Após a segunda sessão de avaliações, uma criança de 5 anos, que recebeu feedbacks negativos, decidiu que não queria mais falar; embora soubesse se comunicar. Outra de 9 anos fez o mesmo. Além disso, o grupo piorou em seu desempenho escolar. 

Com o estudo monstro, Wendell Johnson queria provar que as dificuldades na fala eram produzidas por reações de reprovação e não por problemas intrínsecos a quem fala — mesmo que para isso ele pudesse induzir gagueira em suas 'cobaias'. 

O psicólogo americano Wendell Johnson/ Crédito: Reprodução

Quando tudo terminou, Mary Tudor se sentiu tão culpada pelo processo que retornou ao orfanato como voluntária em três ocasiões, para tentar desfazer ou diminuir os estragos causados pelo estudo. Para as crianças que não eram gagas e receberam avaliações negativas, ela confidenciou que as críticas não eram verdadeiras.
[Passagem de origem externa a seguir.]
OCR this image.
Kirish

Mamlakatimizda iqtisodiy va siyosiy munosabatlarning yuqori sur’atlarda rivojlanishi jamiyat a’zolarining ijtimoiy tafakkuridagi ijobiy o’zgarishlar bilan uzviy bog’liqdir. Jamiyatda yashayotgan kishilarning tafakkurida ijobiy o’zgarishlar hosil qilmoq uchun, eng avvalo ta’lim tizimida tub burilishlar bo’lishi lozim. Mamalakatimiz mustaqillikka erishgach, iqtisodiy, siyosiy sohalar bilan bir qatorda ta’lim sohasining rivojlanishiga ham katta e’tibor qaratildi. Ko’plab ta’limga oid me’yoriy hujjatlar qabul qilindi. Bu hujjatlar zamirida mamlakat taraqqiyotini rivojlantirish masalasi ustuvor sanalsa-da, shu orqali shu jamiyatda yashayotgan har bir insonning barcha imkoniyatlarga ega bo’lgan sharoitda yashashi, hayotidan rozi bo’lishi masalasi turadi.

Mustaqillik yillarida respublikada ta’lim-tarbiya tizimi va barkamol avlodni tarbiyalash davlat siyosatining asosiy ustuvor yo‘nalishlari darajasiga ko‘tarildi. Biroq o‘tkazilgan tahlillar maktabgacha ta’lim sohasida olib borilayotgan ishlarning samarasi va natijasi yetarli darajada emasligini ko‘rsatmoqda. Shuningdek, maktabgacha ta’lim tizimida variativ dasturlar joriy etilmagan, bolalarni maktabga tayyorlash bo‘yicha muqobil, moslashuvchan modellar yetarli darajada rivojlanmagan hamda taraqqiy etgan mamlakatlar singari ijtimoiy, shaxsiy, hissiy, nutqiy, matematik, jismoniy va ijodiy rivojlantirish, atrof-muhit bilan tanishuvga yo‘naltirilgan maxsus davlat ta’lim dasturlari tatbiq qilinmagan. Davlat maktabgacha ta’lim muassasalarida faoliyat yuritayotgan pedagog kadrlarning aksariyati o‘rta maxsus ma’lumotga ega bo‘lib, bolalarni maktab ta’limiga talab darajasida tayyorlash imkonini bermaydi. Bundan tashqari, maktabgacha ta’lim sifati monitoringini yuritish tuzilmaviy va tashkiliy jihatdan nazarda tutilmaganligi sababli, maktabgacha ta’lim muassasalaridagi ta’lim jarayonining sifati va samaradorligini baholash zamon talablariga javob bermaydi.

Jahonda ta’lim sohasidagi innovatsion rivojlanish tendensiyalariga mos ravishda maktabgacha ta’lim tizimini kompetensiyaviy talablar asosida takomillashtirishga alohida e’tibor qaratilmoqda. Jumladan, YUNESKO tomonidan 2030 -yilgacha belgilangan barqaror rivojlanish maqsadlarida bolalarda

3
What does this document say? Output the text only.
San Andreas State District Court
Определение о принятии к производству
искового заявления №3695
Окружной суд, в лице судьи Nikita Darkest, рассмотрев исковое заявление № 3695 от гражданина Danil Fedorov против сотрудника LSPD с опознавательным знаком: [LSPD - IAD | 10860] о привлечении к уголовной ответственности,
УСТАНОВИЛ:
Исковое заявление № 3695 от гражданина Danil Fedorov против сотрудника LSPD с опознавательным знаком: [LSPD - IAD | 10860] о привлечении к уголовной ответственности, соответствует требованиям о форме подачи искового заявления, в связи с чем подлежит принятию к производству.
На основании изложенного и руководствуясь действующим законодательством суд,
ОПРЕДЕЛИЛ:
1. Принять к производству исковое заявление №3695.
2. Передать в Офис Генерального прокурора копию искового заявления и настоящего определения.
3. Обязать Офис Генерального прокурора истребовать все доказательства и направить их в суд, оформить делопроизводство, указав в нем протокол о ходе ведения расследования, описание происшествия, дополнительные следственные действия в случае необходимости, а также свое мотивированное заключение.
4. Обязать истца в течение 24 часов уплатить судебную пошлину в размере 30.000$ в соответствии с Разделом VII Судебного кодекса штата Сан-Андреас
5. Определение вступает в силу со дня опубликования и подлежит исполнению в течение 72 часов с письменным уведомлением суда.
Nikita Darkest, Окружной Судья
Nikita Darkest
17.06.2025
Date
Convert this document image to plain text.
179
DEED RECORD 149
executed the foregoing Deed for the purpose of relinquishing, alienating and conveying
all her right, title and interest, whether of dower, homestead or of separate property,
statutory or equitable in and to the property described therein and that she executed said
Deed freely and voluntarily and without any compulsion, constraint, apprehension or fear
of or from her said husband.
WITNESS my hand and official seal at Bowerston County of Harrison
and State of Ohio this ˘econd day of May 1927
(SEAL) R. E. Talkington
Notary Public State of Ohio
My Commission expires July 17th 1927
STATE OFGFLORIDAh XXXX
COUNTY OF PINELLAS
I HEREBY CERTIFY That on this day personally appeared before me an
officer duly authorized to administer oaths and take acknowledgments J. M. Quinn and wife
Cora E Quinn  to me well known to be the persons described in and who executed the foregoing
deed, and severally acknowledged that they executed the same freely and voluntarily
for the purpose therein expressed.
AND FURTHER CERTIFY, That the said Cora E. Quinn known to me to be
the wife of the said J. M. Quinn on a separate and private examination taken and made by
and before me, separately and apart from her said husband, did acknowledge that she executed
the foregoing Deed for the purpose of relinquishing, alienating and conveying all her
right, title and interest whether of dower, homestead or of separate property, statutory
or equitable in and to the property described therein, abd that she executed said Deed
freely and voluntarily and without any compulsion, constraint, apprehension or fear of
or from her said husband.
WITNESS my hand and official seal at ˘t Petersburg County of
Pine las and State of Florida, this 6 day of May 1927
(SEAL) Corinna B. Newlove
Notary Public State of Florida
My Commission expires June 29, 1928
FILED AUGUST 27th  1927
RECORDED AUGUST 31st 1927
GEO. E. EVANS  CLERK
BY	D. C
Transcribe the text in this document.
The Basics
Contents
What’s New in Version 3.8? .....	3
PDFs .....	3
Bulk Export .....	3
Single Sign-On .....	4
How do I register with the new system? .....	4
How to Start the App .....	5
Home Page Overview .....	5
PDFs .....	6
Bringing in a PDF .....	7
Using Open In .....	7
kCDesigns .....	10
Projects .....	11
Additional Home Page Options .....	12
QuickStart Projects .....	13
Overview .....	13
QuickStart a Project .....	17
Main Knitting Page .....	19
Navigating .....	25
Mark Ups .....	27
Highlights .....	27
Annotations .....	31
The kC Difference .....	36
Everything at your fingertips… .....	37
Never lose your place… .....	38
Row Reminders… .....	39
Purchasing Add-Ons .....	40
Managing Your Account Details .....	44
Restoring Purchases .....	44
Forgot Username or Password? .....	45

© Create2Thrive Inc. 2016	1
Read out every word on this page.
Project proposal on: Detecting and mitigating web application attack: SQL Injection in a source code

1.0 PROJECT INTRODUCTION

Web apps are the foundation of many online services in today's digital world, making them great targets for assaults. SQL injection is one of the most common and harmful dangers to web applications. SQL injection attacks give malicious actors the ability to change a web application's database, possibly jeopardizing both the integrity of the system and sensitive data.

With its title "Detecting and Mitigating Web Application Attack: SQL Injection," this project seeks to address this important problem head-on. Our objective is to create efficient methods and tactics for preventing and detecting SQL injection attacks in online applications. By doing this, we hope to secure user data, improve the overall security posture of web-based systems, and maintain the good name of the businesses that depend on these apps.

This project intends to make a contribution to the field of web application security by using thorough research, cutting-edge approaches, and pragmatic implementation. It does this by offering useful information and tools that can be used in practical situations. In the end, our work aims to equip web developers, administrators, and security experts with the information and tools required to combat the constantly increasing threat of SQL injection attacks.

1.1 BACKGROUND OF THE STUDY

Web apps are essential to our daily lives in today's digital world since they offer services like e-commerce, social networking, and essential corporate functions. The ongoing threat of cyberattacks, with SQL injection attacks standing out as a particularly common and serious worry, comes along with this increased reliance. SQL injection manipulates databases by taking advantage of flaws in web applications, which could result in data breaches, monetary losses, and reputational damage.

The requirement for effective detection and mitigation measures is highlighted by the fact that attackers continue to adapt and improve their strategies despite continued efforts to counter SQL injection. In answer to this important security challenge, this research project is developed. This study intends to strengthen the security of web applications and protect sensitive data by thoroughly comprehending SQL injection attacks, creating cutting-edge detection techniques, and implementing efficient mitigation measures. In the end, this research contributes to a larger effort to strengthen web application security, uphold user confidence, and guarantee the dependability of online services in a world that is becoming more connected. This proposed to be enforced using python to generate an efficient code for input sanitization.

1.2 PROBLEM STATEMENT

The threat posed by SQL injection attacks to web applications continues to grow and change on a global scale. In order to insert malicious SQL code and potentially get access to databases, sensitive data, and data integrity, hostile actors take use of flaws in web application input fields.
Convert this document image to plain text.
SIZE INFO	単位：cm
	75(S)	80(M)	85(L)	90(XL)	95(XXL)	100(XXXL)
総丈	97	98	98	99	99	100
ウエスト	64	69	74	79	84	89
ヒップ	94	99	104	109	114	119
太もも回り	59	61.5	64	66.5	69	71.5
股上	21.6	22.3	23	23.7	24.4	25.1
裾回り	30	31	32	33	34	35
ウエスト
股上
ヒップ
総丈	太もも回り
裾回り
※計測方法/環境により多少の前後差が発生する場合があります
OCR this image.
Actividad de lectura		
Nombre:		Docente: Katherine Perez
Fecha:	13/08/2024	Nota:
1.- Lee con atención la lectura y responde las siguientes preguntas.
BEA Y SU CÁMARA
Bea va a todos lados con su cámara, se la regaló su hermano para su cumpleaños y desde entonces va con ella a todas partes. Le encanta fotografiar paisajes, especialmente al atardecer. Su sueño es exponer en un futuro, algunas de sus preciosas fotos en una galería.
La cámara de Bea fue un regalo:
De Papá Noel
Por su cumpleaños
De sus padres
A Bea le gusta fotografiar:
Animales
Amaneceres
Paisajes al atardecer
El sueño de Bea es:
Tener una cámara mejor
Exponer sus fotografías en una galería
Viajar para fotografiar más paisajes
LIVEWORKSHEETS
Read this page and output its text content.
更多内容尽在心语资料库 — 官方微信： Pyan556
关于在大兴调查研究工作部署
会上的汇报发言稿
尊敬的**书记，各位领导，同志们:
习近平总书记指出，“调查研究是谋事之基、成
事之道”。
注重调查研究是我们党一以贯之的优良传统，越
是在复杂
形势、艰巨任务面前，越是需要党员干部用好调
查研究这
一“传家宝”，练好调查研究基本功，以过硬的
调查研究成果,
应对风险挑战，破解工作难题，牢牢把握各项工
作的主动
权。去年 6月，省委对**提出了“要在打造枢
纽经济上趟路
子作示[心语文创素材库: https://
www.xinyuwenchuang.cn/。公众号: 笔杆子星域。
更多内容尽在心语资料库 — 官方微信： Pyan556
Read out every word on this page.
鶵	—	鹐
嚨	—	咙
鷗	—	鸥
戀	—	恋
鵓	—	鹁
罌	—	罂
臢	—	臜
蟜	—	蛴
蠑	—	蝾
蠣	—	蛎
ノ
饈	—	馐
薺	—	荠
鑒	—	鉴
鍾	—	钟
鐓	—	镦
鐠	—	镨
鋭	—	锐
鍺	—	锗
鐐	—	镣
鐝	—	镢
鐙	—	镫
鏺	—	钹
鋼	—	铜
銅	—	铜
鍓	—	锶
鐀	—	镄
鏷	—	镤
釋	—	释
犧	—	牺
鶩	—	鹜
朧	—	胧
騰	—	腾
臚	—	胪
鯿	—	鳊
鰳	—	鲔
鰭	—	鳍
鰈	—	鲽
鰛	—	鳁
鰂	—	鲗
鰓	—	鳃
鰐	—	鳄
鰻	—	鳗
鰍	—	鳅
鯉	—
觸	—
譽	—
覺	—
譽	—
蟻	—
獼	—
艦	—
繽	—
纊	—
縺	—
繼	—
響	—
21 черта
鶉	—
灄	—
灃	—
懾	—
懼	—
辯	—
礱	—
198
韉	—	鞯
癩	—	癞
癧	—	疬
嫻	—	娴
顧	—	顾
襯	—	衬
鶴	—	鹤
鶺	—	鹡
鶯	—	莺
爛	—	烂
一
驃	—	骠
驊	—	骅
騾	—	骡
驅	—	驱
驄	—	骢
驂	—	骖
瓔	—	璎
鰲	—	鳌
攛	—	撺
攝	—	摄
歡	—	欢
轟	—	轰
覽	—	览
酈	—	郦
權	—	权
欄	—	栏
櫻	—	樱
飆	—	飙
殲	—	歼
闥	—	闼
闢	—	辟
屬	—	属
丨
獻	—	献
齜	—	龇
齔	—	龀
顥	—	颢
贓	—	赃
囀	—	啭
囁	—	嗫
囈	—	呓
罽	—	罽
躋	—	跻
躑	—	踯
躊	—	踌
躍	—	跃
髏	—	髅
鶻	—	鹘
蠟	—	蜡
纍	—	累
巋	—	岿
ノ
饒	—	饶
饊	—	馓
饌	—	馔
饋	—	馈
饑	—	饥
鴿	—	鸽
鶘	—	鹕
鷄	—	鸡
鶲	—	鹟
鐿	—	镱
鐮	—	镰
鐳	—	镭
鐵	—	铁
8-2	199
Mas de nada adiantou. 

Acredito que com o tempo elas vão se recuperar, mas certamente causamos uma impressão definitiva a elas", escreveu em uma carta destinada à Jonhson em 1940. 

Os resultados do estudo jamais foram publicados na literatura científica, embora estivessem disponíveis na biblioteca da Universidade de Iowa junto da tese de Tudor.

Em 2001, após o estudo monstro ganhar repercussão em um jornal, o centro de estudo pediu desculpas públicas para as vítimas — sendo que algumas delas tiveram sequelas duradouras por conta do experimento.